People are coming up with weird and wonderful ways to reuse their waste; from garden beds made of old tyres to houses made from recycled bottles. This evolving creature is changing the world for good in unforeseeable ways. The real teacher in this environment has been time and distant communication. By using these two resources over the last 20 years we have been introduced to an obvious truth. Hand me downs are global.
It seems that the modern worlds run almost a decade ahead of the under developed second world nations in Africa, Latin America, and parts of Asia. Visiting these regions is like stepping into a time machine and heading back to the 80’s or 90’s. It’s a little odd at first how consistent it is while at the same time how jarring it can be. It is not uncommon to find 80’s t-shirts being worn by kids listening to Britney spears and talking on flip cell phones. The clash of cultures is indicative of an obvious truth. Recycling doesn’t just keep our modern world cleaner and our environment healthier. It also helps facilitate the transfer of goods from the controlling consumers to the eager less fortunate. This recognition has now added a new philanthropic and sustainable culture type approach to recycling not only plastic and paper but electronics, clothing, and other accessories.
Companies like TechPayout help people sell a cell phone at incredible prices because they know that they can sell it in another country where the demand will always be high. Modern factories are designed for the modern world. To supply the rest of the world we’ll need a larger infrastructure for manufacturing. This will most likely be a lot of distributed 3D printing factories than our current model. The moral of the story is that there are philanthropic entrepreneurs who are finding these eco-sweetspots in business and raking in the money as they make the world a better place without overcharging or underselling.
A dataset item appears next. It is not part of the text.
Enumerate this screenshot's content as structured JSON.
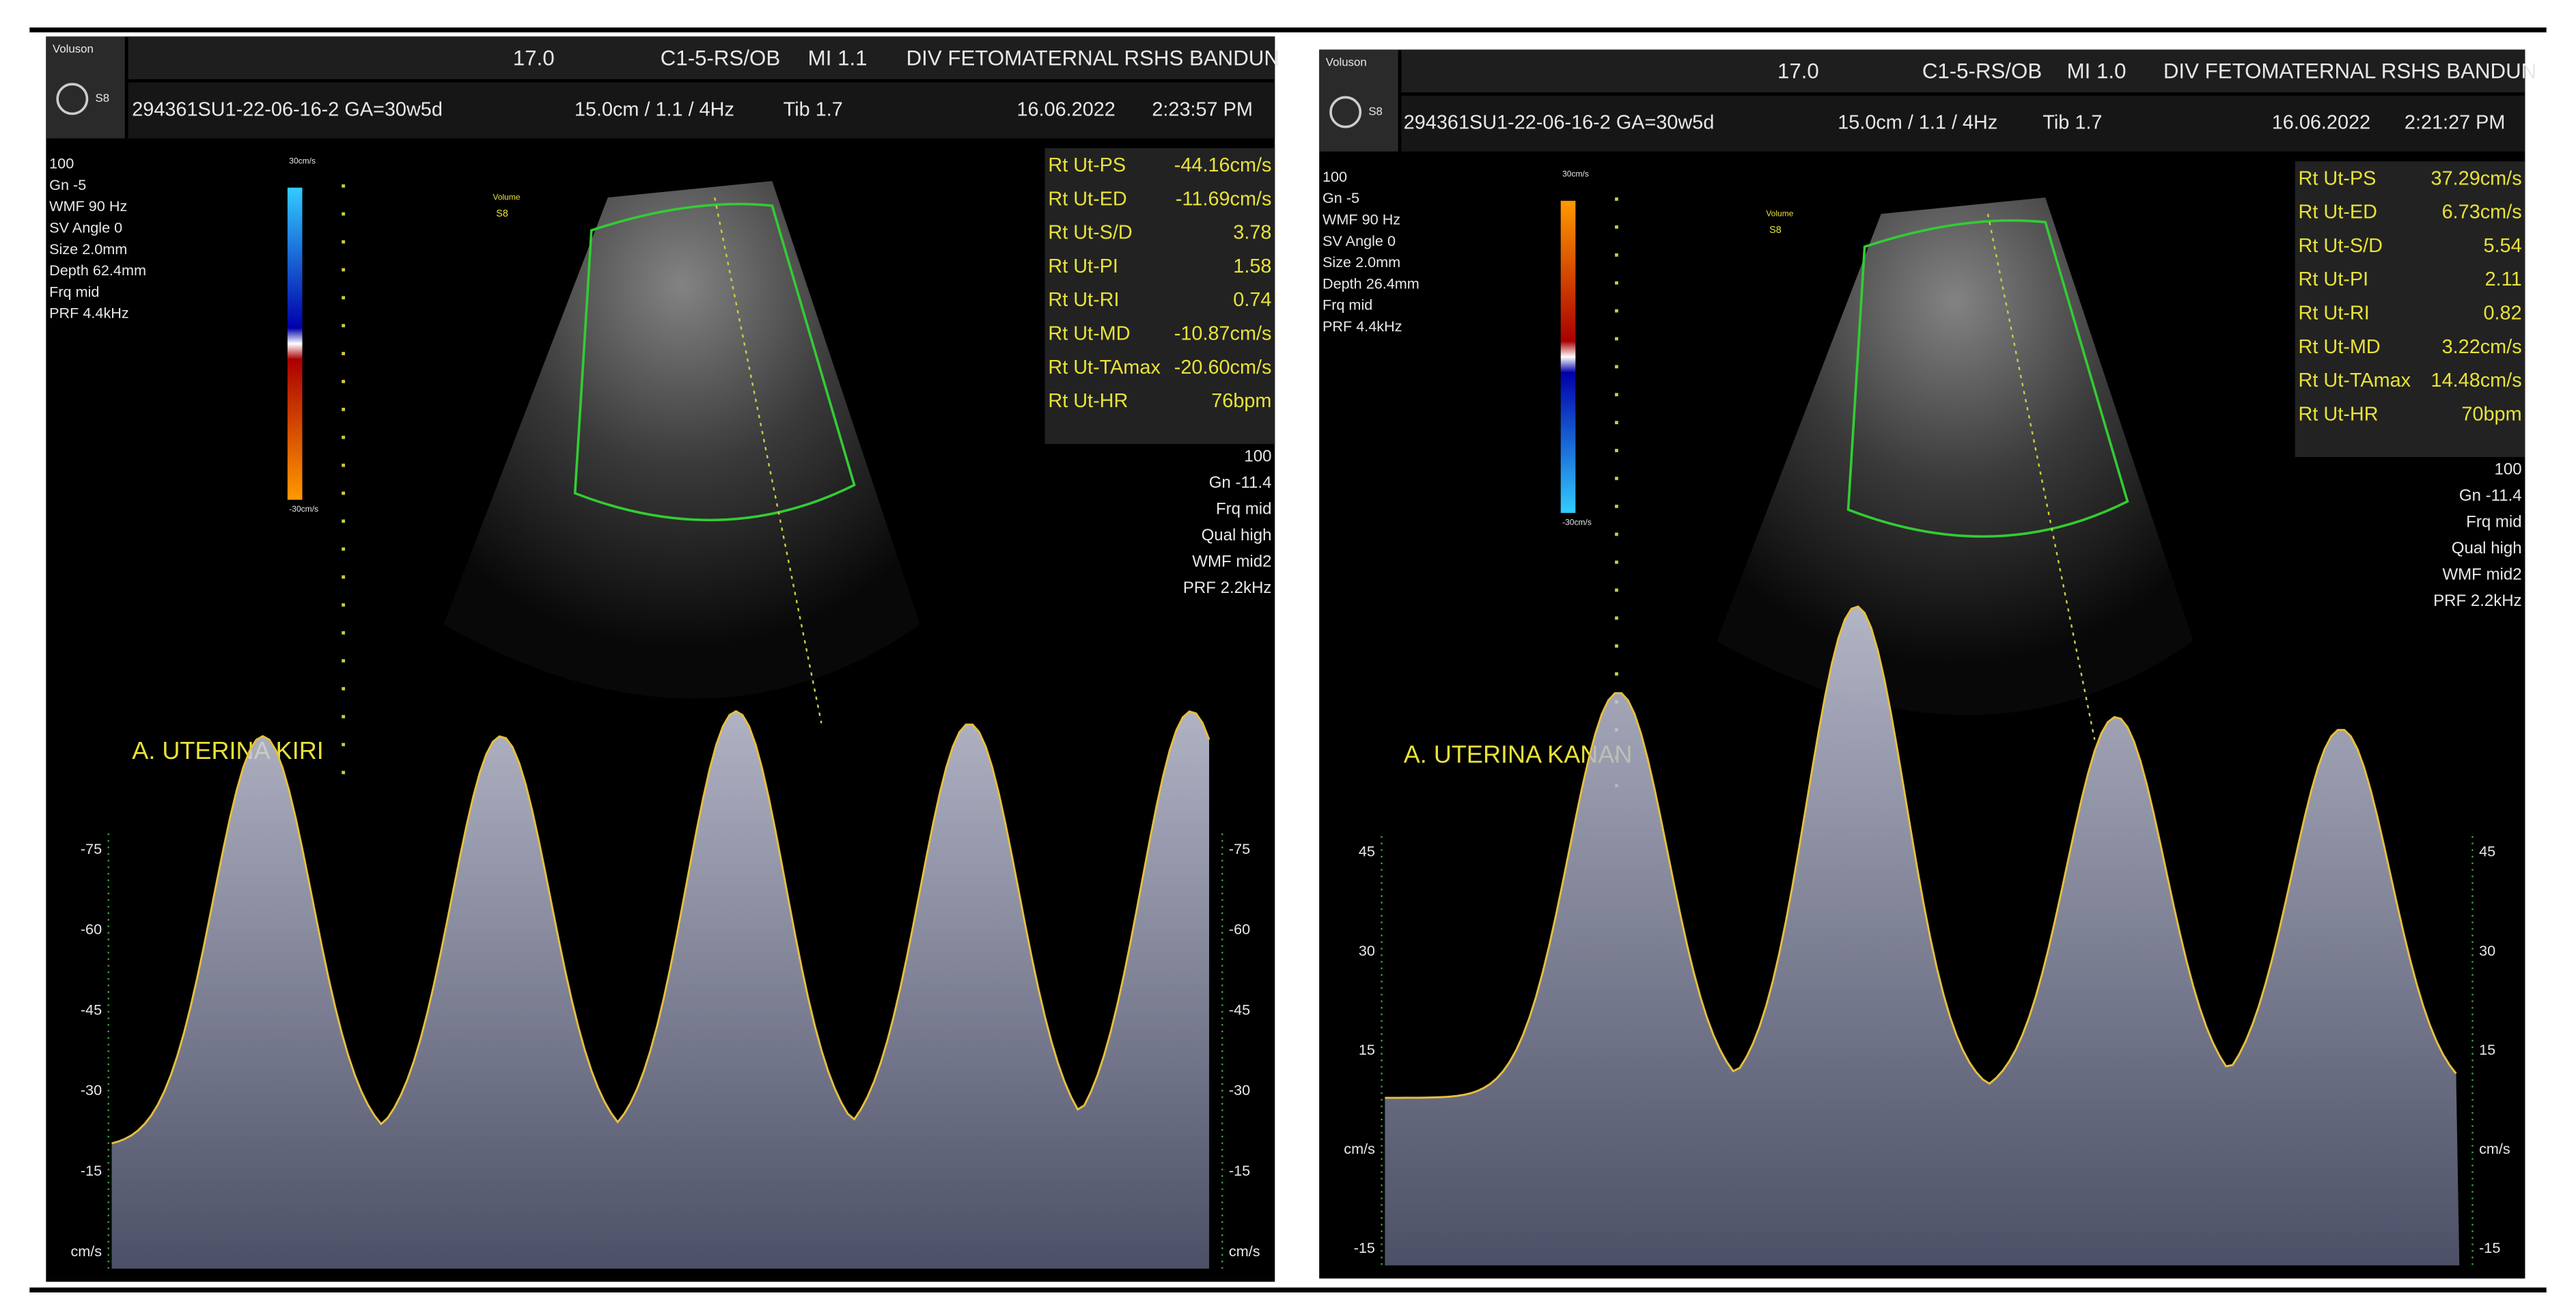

Thousands upon thousands of worn and used tyres are scrapped and dumped illegally each year. These tyres end up as a health hazard and cause untold amounts of environmental damage. In Australia alone, 500 000 tonnes of tyres are replaced every single year, but all the used tyres need to go somewhere right?
Working within the industry, DTL have been encouraging all of their customers to be responsible with their tyre waste. As a wholesale exporter of Chinese tyres, they realize the impact their end product can have on the planet if they are not properly disposed of and recycled.
Companies like Tyrecycle are taking things a step further. They are partnering with industries that have a lot of old rubber waste and giving them a new life. From athletics tracks to brake pads, insulation to alternative fuels; recycled rubber has a plethora of uses.
Life is full of these recycling type solutions to our global expansion and limited resources. In order to have more ideas for good we have to get everyone in the world the basic resources they need in order to be able to liberate their minds to focus on the goals, not the needs. By donating or selling at a discounted price, your old goods you can not only make some spare cash to cover new purchases, but you can also change someones life forever halfway around the world. Not a bad way to get a new iPhone.